L'homme est à présent contre moi, et il est démesurément grand et large. Une masse.
Probablement aussi grand que celui qui me tient, puisque je dois encore lever la tête pour le regarder...
Je ne suis plus qu'un corps qui se désagrège entre eux, je ne le sens même plus, d'ailleurs, mon corps. Mais le regard vicieux de l'homme qui le scanne le rappelle vite à moi, et l'instant d'après, je ne suis plus qu'un immense battement de cœur anarchique. Tout pulse en moi, chaque cellule.
Alors que l'homme-masse se fend d'un rire narquois, soulevant l'un de ses gros sourcils d'un air affamé et dirigeant clairement sa main vers l'un de mes seins pour saisir, je ferme les yeux, les larmes inondant toujours silencieusement mes joues.
Viol. Meurtre.
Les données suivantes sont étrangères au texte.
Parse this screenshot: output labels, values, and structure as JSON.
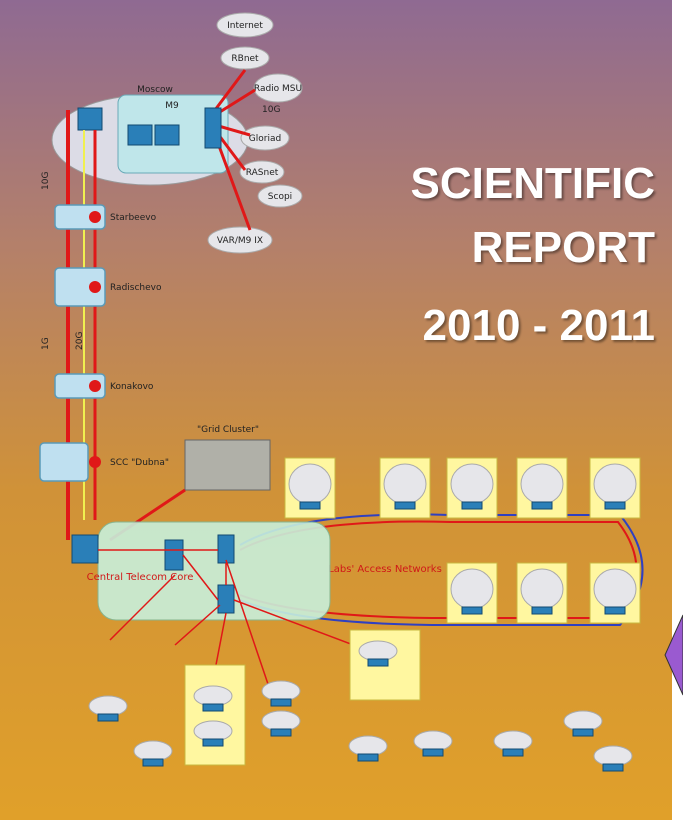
{
  "cover": {
    "title": [
      "SCIENTIFIC",
      "REPORT",
      "2010 - 2011"
    ],
    "clouds": [
      "Internet",
      "RBnet",
      "Radio MSU",
      "Gloriad",
      "RASnet",
      "Scopi",
      "VAR/M9 IX"
    ],
    "moscow": {
      "label": "Moscow",
      "site": "M9"
    },
    "chain": [
      "Starbeevo",
      "Radischevo",
      "Konakovo",
      "SCC \"Dubna\""
    ],
    "link_labels": [
      "10G",
      "10G",
      "1G",
      "20G"
    ],
    "grid_cluster": "\"Grid Cluster\"",
    "core": "Central Telecom Core",
    "labs": "Labs' Access Networks"
  }
}
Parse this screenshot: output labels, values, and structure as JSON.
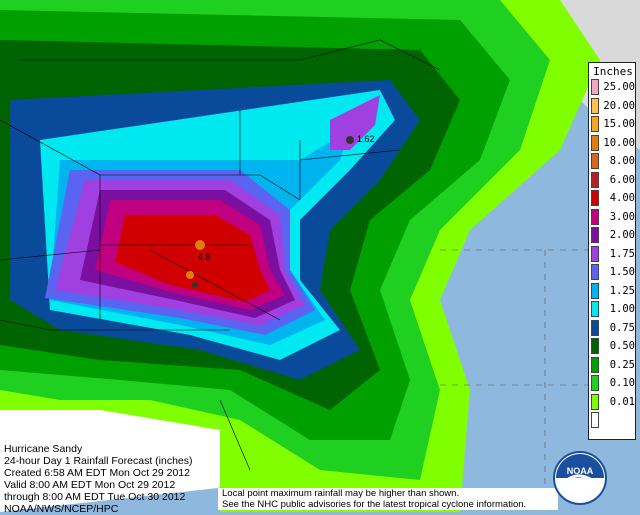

Je sais avec certitude qu'il est sur le point de m'arriver un truc horrible, que ma vie va basculer ou finir, j'attends juste de savoir quoi.
Moi la battante, je suis tellement sûre que c'est ma fin que je m'y suis résignée...
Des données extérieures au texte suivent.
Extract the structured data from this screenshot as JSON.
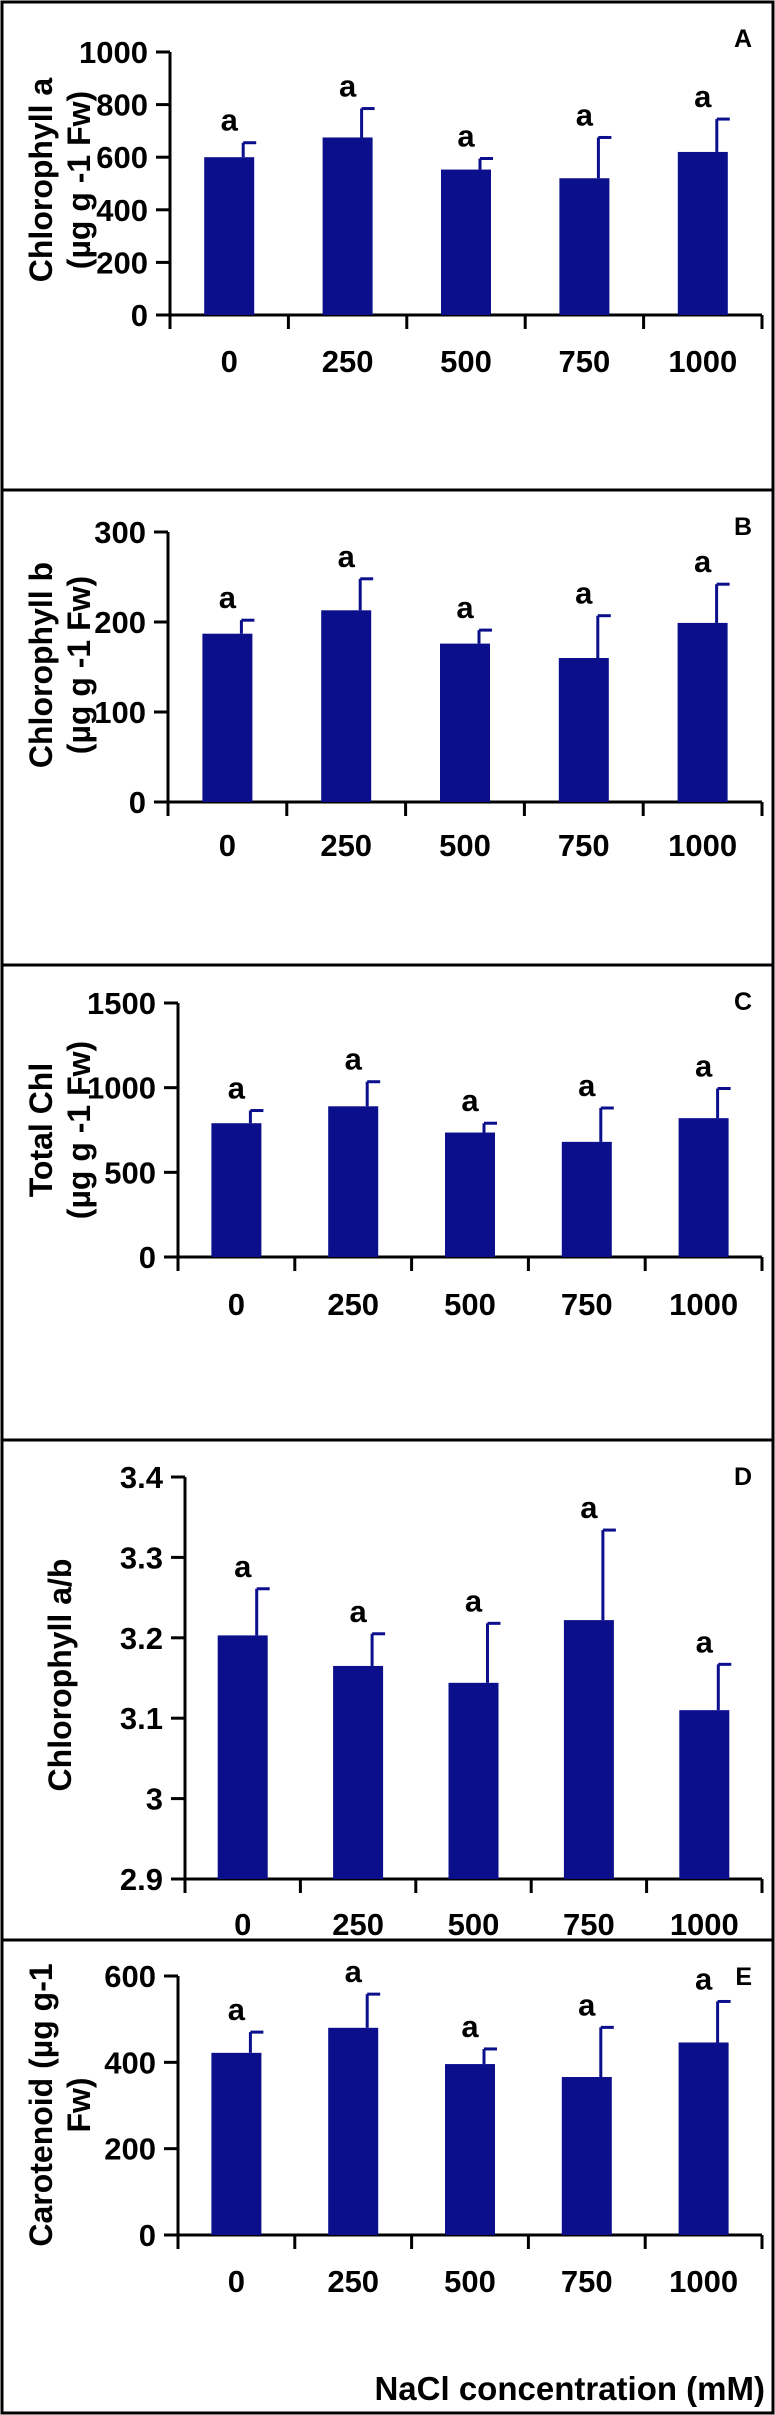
{
  "colors": {
    "bar": "#0b0f8c",
    "axis": "#000000",
    "background": "#ffffff"
  },
  "xlabel": "NaCl concentration (mM)",
  "chart_data": [
    {
      "type": "bar",
      "panel_label": "A",
      "ylabel_lines": [
        "Chlorophyll a",
        "(µg g -1 Fw)"
      ],
      "categories": [
        "0",
        "250",
        "500",
        "750",
        "1000"
      ],
      "values": [
        600,
        675,
        553,
        520,
        620
      ],
      "errors": [
        55,
        110,
        42,
        155,
        125
      ],
      "significance": [
        "a",
        "a",
        "a",
        "a",
        "a"
      ],
      "ylim": [
        0,
        1000
      ],
      "yticks": [
        0,
        200,
        400,
        600,
        800,
        1000
      ],
      "ytick_labels": [
        "0",
        "200",
        "400",
        "600",
        "800",
        "1000"
      ]
    },
    {
      "type": "bar",
      "panel_label": "B",
      "ylabel_lines": [
        "Chlorophyll b",
        "(µg g -1 Fw)"
      ],
      "categories": [
        "0",
        "250",
        "500",
        "750",
        "1000"
      ],
      "values": [
        187,
        213,
        176,
        160,
        199
      ],
      "errors": [
        15,
        35,
        15,
        47,
        43
      ],
      "significance": [
        "a",
        "a",
        "a",
        "a",
        "a"
      ],
      "ylim": [
        0,
        300
      ],
      "yticks": [
        0,
        100,
        200,
        300
      ],
      "ytick_labels": [
        "0",
        "100",
        "200",
        "300"
      ]
    },
    {
      "type": "bar",
      "panel_label": "C",
      "ylabel_lines": [
        "Total Chl",
        "(µg g -1 Fw)"
      ],
      "categories": [
        "0",
        "250",
        "500",
        "750",
        "1000"
      ],
      "values": [
        790,
        890,
        735,
        680,
        820
      ],
      "errors": [
        75,
        145,
        55,
        200,
        175
      ],
      "significance": [
        "a",
        "a",
        "a",
        "a",
        "a"
      ],
      "ylim": [
        0,
        1500
      ],
      "yticks": [
        0,
        500,
        1000,
        1500
      ],
      "ytick_labels": [
        "0",
        "500",
        "1000",
        "1500"
      ]
    },
    {
      "type": "bar",
      "panel_label": "D",
      "ylabel_lines": [
        "Chlorophyll a/b"
      ],
      "categories": [
        "0",
        "250",
        "500",
        "750",
        "1000"
      ],
      "values": [
        3.203,
        3.165,
        3.144,
        3.222,
        3.11
      ],
      "errors": [
        0.058,
        0.04,
        0.074,
        0.112,
        0.057
      ],
      "significance": [
        "a",
        "a",
        "a",
        "a",
        "a"
      ],
      "ylim": [
        2.9,
        3.4
      ],
      "yticks": [
        2.9,
        3.0,
        3.1,
        3.2,
        3.3,
        3.4
      ],
      "ytick_labels": [
        "2.9",
        "3",
        "3.1",
        "3.2",
        "3.3",
        "3.4"
      ]
    },
    {
      "type": "bar",
      "panel_label": "E",
      "ylabel_lines": [
        "Carotenoid (µg g-1",
        "Fw)"
      ],
      "categories": [
        "0",
        "250",
        "500",
        "750",
        "1000"
      ],
      "values": [
        422,
        480,
        396,
        366,
        446
      ],
      "errors": [
        48,
        78,
        35,
        115,
        95
      ],
      "significance": [
        "a",
        "a",
        "a",
        "a",
        "a"
      ],
      "ylim": [
        0,
        600
      ],
      "yticks": [
        0,
        200,
        400,
        600
      ],
      "ytick_labels": [
        "0",
        "200",
        "400",
        "600"
      ]
    }
  ]
}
Mais c'est finalement un courant d'air que je sens frôler ma joue, et quand j'ouvre les yeux je vois l'homme menaçant voler dans les airs vers l'arrière !! Apparaît sur mon côté le corps formidablement bien bâti de Monsieur chippendale, suivant dans son élan le bras qu'il a lancé dans la mâchoire de mon agresseur.
Avant même que celui-ci ne touche le sol, et que mon deuxième agresseur (le premier, dans les faits) n'ait même relâché sa prise sur moi, mon sauveur a déjà encastré son poing dans sa face.
Je me sens tomber, mais monsieur bodybuildé m'attrape dans ses grands bras solides. Il me pose rapidement et sûrement sur la terre ferme, et m'écarte d'un bras avant de le relancer dans la face du géant qui arrêtait à peine de vaciller.
Pendant que le géant s'effondre, je sens un coup violent balayer mes pieds : l'agresseur qui a volé, après avoir atterri face contre terre, s'est retourné en prenant appui sur un bras, et a balancé un de ses pieds dans les miens.
Je m'effondre de tout mon poids, tête la première, droit dans la benne.
Tout ce que je sens ensuite, ce sont ces grands bras fermes qui m'attrapent par la taille avant que je ne m'éclate par terre.
Mon défenseur me soulève avec une facilité déconcertante, avant de partir en courant comme s'il ne portait rien, m'emmenant loin du danger à toute allure.